Naive Bayes is utilized here to make predictions about which emails are spam.

library(e1071)
email_mod <- naiveBayes(Label ~ .-Index, data = email_train, laplace = 1)

Evaluate the Model

Here, the model is evaluated to make predictions.

email_pred <- predict(email_mod, email_test, type = "raw")
head (email_pred)

##              0         1
## [1,] 0.6874724 0.3125276
## [2,] 0.6874724 0.3125276
## [3,] 0.6874724 0.3125276
## [4,] 0.6874724 0.3125276
## [5,] 0.3333333 0.6666667
## [6,] 0.6874724 0.3125276

email_pred <- predict(email_mod, email_test, type = "class")
head(email_pred)

## [1] 0 0 0 0 1 0
## Levels: 0 1

Create a Confusion Matrix

A confusion matrix is created to show how many emails are ham and spam. A “0” denotes an email that is not spam, and a “1’ denotes an email that is spam. The confusion matrix shows which emails are predicted to be spam and are spam, which emails where predicted to be spam and were not, which emails are predicted to not be spam but were spam, and which emails where predicted to not be spam and were not spam.
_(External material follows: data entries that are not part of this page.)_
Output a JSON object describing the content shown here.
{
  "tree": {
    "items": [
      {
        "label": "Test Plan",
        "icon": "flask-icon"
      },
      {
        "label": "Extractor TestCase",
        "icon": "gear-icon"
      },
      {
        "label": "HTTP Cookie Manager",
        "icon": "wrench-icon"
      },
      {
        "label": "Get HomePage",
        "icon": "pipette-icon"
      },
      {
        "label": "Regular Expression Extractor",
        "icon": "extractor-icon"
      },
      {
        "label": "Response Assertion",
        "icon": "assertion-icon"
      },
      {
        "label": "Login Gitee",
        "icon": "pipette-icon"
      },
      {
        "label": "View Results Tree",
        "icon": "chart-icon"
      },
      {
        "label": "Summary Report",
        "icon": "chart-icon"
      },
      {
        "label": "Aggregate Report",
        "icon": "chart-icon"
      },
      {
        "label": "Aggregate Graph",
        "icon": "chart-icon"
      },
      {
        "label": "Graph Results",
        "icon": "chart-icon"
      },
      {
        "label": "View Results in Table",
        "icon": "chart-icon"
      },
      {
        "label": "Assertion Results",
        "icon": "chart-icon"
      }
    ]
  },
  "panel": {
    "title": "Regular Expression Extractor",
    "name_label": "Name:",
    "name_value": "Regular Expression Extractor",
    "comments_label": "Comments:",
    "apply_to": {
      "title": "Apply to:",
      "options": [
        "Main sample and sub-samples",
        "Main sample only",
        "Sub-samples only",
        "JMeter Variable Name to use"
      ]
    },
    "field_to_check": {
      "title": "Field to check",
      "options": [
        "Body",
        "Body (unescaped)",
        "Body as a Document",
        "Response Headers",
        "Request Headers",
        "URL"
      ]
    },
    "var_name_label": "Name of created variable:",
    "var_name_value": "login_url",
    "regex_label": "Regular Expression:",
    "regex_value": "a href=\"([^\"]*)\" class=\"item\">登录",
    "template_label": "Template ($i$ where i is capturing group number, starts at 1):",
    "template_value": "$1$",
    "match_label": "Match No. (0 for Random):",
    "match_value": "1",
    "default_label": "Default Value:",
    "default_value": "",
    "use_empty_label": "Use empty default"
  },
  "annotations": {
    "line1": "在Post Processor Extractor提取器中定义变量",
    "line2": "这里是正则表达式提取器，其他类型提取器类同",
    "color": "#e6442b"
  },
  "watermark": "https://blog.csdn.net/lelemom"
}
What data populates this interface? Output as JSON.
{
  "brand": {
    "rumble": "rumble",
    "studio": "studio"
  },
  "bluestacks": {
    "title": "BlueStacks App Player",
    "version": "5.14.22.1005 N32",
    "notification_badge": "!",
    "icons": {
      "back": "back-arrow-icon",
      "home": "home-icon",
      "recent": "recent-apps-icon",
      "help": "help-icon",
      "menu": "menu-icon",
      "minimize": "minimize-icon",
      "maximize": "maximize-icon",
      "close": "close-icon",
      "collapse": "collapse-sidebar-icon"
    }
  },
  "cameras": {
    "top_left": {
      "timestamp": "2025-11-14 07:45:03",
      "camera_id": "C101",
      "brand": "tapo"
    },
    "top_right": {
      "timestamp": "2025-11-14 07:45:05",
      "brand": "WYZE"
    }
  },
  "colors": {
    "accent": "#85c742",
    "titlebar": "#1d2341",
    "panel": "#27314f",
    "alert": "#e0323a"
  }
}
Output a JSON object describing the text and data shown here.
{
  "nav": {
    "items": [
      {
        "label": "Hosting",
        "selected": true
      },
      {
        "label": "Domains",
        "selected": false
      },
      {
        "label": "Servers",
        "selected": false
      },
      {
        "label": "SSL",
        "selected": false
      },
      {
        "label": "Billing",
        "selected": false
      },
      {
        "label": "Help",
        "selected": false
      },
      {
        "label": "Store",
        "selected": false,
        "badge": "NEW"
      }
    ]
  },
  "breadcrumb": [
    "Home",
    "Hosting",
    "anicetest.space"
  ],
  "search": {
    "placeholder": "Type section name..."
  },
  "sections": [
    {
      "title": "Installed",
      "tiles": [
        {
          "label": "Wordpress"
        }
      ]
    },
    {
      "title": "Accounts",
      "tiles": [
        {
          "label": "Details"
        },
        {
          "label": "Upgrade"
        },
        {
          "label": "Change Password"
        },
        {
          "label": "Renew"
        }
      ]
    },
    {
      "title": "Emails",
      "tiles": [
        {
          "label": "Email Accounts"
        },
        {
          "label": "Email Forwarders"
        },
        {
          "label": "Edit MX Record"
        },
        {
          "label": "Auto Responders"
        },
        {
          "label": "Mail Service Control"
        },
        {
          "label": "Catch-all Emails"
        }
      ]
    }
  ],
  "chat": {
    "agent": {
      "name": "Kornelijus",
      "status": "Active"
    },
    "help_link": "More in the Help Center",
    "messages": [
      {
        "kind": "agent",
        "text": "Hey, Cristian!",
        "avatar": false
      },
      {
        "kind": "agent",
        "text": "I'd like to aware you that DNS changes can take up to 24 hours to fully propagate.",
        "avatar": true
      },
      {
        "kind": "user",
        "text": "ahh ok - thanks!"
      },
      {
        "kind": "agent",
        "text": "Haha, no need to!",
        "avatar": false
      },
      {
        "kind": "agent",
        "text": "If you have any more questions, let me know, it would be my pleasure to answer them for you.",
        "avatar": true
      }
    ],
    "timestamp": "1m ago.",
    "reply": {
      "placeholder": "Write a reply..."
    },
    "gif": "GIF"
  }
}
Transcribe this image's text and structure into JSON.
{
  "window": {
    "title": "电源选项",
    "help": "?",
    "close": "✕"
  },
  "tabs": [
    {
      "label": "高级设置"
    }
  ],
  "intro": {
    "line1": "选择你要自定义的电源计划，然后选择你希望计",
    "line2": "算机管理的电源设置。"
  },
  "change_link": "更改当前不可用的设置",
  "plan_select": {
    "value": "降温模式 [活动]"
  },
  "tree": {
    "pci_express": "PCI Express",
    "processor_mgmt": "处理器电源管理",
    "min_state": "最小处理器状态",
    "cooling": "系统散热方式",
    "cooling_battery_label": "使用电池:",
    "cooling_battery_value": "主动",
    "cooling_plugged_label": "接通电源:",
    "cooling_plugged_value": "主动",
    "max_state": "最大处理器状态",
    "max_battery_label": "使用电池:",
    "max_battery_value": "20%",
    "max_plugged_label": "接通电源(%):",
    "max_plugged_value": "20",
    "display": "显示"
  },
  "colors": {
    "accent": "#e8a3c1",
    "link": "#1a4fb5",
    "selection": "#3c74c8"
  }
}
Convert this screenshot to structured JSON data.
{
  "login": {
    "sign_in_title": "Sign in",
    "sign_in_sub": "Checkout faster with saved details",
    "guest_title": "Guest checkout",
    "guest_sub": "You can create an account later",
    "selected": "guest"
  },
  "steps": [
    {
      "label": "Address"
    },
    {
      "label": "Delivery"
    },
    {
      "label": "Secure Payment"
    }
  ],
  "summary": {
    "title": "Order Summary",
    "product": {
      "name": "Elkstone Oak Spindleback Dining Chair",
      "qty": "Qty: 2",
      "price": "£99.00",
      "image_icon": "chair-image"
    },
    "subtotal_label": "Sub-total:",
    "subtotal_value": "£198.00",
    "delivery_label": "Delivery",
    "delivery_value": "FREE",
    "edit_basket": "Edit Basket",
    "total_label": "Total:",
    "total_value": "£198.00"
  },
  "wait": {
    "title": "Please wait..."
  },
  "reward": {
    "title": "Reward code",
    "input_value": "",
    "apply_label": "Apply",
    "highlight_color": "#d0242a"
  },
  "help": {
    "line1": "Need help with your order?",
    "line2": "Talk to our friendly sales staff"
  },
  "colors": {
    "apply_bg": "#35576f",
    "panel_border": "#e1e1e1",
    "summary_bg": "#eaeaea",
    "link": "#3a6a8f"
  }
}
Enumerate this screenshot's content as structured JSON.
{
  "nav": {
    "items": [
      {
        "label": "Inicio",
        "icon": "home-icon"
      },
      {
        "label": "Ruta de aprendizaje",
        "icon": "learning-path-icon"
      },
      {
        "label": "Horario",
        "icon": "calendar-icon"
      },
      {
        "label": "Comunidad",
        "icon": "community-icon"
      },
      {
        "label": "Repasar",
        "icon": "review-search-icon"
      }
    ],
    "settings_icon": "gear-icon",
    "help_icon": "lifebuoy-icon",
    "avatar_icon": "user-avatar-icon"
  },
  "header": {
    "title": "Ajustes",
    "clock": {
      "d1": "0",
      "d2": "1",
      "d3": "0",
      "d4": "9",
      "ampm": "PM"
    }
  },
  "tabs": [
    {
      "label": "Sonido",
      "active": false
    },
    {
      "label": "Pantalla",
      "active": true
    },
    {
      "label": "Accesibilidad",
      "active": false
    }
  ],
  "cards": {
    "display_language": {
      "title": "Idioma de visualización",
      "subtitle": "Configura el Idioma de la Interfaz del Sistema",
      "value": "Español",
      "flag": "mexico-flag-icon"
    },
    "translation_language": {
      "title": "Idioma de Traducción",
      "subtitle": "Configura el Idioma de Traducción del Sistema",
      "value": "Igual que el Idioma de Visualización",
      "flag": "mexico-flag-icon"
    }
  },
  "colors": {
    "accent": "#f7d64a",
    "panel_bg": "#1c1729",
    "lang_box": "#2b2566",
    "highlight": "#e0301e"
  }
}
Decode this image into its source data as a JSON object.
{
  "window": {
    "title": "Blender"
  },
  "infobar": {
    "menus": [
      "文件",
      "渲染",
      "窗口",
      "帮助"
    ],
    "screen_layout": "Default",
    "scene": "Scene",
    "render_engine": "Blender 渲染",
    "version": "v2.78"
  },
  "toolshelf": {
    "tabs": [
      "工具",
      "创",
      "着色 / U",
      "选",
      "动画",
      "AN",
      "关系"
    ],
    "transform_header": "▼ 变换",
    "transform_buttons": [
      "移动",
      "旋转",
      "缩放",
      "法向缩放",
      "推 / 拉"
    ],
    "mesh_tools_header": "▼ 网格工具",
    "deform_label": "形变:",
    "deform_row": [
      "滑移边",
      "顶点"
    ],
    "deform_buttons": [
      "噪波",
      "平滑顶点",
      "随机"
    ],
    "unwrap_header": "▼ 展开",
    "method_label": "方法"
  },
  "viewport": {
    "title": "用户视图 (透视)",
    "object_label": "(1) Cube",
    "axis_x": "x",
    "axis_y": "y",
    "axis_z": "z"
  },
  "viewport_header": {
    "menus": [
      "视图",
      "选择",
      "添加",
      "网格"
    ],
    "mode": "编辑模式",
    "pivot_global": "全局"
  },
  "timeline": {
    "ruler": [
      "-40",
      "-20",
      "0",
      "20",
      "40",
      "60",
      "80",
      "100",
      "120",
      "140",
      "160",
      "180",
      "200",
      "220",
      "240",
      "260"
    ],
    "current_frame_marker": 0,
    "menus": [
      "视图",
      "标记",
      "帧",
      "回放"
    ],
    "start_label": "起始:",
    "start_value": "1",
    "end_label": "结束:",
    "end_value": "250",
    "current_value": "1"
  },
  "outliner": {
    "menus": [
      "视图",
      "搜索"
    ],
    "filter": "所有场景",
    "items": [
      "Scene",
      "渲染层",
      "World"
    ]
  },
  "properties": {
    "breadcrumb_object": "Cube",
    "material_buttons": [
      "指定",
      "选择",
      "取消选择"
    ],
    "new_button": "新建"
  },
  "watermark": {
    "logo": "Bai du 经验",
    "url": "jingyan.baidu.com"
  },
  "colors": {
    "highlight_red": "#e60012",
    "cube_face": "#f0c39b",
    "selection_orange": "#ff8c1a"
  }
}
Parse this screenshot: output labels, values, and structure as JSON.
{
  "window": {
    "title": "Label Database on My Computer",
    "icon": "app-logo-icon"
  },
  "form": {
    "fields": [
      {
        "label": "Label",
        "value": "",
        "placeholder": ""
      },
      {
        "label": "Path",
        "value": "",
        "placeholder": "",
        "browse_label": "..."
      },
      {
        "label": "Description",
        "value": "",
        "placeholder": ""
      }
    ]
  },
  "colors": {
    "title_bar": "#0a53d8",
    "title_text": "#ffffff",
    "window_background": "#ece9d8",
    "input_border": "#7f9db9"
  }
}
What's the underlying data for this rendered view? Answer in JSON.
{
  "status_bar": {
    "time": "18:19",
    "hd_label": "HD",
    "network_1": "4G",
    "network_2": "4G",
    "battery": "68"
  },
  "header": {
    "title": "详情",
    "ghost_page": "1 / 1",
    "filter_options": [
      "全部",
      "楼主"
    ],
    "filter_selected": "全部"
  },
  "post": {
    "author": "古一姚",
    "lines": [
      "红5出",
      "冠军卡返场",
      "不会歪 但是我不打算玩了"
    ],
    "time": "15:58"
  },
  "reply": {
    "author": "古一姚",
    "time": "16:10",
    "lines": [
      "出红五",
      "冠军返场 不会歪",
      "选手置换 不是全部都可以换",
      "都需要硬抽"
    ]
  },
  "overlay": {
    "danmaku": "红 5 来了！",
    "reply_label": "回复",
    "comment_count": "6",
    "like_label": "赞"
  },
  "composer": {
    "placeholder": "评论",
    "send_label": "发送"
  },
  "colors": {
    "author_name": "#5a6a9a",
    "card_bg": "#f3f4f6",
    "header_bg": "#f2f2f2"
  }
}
email_pred_table <- table(email_test$Label, email_pred)
email_pred_table

##    email_pred
##       0   1
##   0 975  58
##   1 314 165

Calculate Predictive Accuracy

Here, the predictive accuracy is calculated. This shows how accurate of a model the Naive Bayes function that was created truly is. The output is the percent accuracy of the model.

pred_acc <- sum(diag(email_pred_table)) / nrow(email_test)
pred_acc * 100

## [1] 75.39683

Analysis

General Analysis
Overall, the Naive Bayes model had about a 75% accuracy. This was slightly higher than the accuracy of the model without omitting the NULL values in the data set (the predictive accuracy without omitted NULL values was about 74%). The confusion matrix allows us to see any false positives or negatives, as well as correct guesses by the model.

Possible Improvements
There are some possible improvements that could be made to raise the predictive accuracy of the model. For example, if all text in the data set is set to lowercase characters, there will not be overlap in words. An example of this is if “sale” and “SALE” are taken down as different words, the predictive accuracy will be worse than if the uppercase version is set to lowercase, making it one word to be recognized instead of two. This was not implemented into this program as it is very computationally expensive on the computer and does not increase the predictive accuracy enough to warrant the computational cost.